This paper analyzes multi-step TD-learning algorithms within the `deadly
triad' scenario, characterized by linear function approximation, off-policy
learning, and bootstrapping. In particular, we prove that n-step TD-learning
algorithms converge to a solution as the sampling horizon n increases
sufficiently. The paper is divided into two parts.
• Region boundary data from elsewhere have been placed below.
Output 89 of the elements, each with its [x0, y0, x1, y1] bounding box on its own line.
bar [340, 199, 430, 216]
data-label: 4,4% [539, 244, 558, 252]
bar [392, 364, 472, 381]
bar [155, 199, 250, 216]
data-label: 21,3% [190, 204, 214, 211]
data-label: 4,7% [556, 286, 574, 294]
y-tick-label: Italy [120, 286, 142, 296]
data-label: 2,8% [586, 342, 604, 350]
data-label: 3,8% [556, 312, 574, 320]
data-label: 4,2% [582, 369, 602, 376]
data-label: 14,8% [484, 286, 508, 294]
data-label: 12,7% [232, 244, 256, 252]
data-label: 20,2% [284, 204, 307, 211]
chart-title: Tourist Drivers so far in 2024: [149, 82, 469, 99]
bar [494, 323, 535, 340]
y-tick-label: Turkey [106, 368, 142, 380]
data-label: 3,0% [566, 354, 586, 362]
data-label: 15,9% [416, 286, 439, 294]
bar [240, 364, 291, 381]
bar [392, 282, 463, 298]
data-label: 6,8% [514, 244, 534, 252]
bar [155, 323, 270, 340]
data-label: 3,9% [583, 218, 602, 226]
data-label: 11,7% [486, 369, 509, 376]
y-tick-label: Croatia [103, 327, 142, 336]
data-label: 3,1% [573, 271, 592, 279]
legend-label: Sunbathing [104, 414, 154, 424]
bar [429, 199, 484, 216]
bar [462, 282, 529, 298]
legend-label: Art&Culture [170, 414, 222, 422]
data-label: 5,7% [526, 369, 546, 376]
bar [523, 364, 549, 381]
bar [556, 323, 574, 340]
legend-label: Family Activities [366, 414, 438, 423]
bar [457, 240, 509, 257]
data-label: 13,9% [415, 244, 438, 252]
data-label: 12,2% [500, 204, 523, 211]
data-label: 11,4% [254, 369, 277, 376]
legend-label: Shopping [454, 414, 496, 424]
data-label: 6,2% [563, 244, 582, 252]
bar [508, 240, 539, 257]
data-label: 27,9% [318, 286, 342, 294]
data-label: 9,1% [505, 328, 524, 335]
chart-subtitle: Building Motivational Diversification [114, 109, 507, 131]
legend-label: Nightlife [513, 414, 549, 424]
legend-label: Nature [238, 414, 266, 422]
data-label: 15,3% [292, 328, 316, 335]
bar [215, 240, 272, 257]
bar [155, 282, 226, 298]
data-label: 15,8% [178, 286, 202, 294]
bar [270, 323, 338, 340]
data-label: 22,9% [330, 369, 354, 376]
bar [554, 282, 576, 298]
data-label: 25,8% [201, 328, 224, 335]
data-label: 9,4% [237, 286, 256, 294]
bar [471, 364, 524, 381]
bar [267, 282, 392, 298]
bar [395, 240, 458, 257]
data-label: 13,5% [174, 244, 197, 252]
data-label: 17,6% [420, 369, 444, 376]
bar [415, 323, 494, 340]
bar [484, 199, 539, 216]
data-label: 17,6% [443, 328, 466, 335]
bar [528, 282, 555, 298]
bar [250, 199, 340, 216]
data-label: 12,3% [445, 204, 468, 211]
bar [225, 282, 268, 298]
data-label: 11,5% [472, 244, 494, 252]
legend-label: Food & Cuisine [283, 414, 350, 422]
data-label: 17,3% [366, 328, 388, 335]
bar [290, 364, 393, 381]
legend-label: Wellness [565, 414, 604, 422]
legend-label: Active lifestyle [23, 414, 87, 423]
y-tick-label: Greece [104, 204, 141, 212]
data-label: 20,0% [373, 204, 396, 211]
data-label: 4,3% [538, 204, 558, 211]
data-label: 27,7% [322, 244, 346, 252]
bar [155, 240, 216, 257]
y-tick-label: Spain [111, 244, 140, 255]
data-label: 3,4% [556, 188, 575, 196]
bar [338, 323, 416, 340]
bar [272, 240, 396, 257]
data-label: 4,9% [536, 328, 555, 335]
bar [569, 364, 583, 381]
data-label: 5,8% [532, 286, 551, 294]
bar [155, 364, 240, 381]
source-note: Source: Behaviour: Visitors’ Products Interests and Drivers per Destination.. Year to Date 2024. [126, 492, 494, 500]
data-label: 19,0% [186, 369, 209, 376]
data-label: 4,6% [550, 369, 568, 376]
In the first part, we
comprehensively examine the fundamental properties of their model-based
deterministic counterparts, including projected value iteration, gradient
descent algorithms, and the control theoretic approach, which can be viewed as
prototype deterministic algorithms whose analysis plays a pivotal role in
understanding and developing their model-free reinforcement learning
counterparts. In particular, we prove that these algorithms converge to
meaningful solutions when n is sufficiently large. Based on these findings, two
n-step TD-learning algorithms are proposed and analyzed, which can be seen as
the model-free reinforcement learning counterparts of the gradient and control
theoretic algorithms.

本文分析了在线性函数逼近、离策略学习和自举的 “致命三角” 场景中的多步 TD 学习算法，并证明了当采样周期 n 足够大时，n 步 TD 学习算法收敛到一个解。基于这些发现，提出并分析了两种 n 步 TD 学习算法，这些算法可以视为梯度和控制理论算法的无模型强化学习对应物。